I constantly say to my children, "Choose kindness. It's a choice and takes as much effort to pick as meanness does." It doesn't always work (kids are kids afterall), but at least they will remember my mantra. Sometimes I get a response, even, like "I'm trying Mom," followed by a "but...." That opens communication for me to discuss alternative actions that could have been taken in the situation that were more kind.

I urge you to also provide your daughter with some "alone" time. A safe place she can be to gather her thoughts and take her own time out from her siblings. It's hard to do in a large family, but everyone deserves a haven for their "quiet time" as we refer to it in our house. So see if you can't have a "cooling down" room or solitary area of the house where (especially a teenager) a child can go to get away from his/her siblings for a while. It can be overwhelming for everyone in the family sometimes.

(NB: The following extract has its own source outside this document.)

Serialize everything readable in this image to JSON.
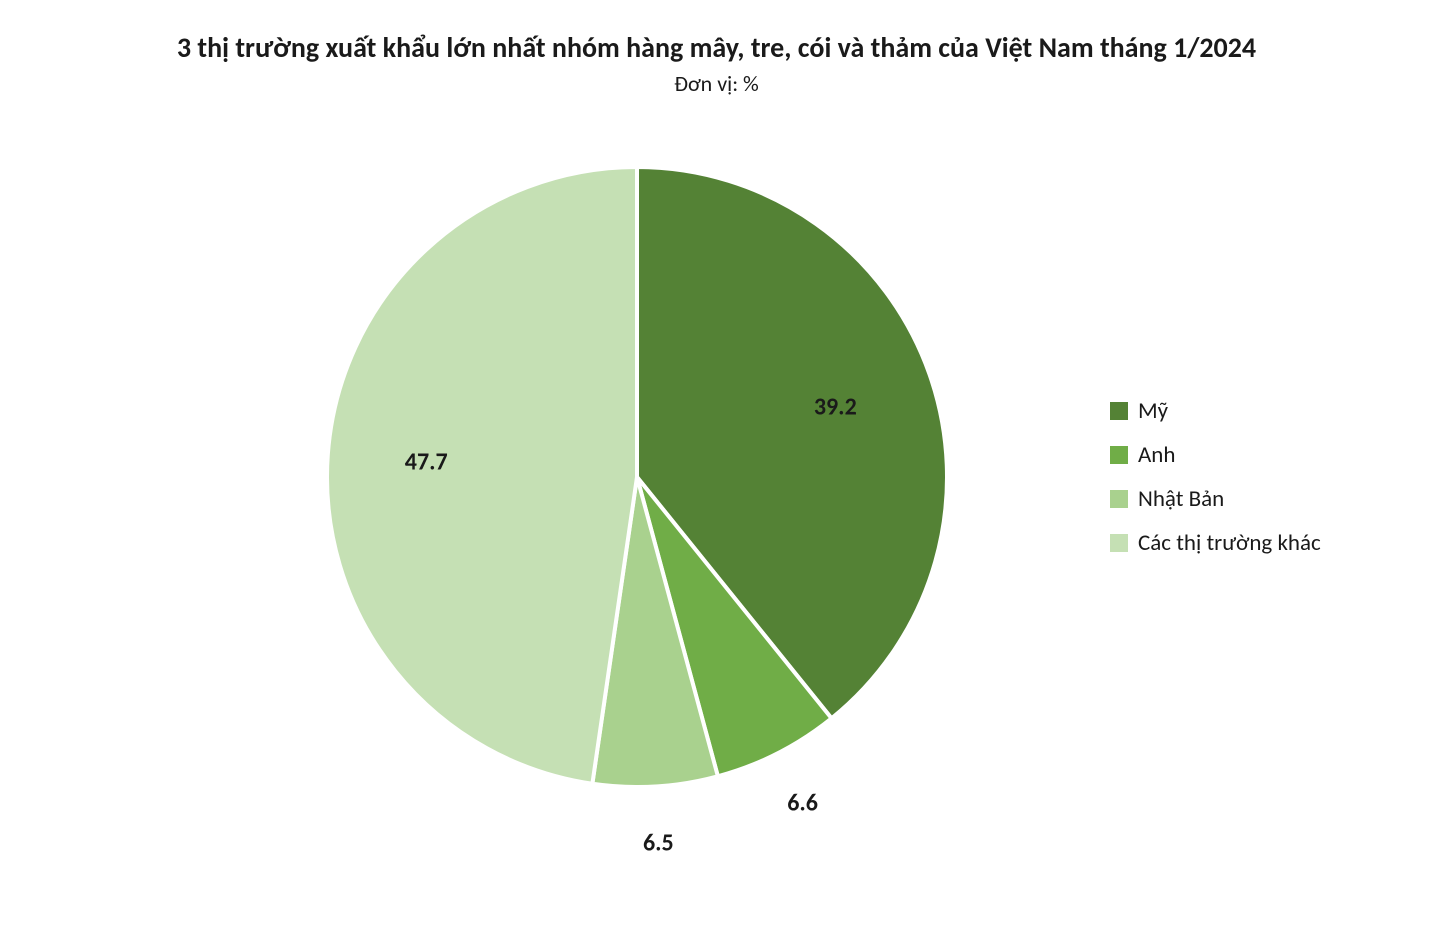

Just be prepared! Our oldest is twenty-eight and she is still the "boss" of the kids, which sometimes drives me batty, especially when she "parents" the younger ones in my presence as if I'm not even in the room! Keep giving gentle, but firm reminders that you're the parent and you've got it under control, even if she does not approve of your method of parenting, ultimately it's your domain and not hers. A firm "Excuse me, I'm the parent here and I'm quite capable of handling this situation without assistance or background comments," usually does the trick.

Good luck to you. You must be exhausted!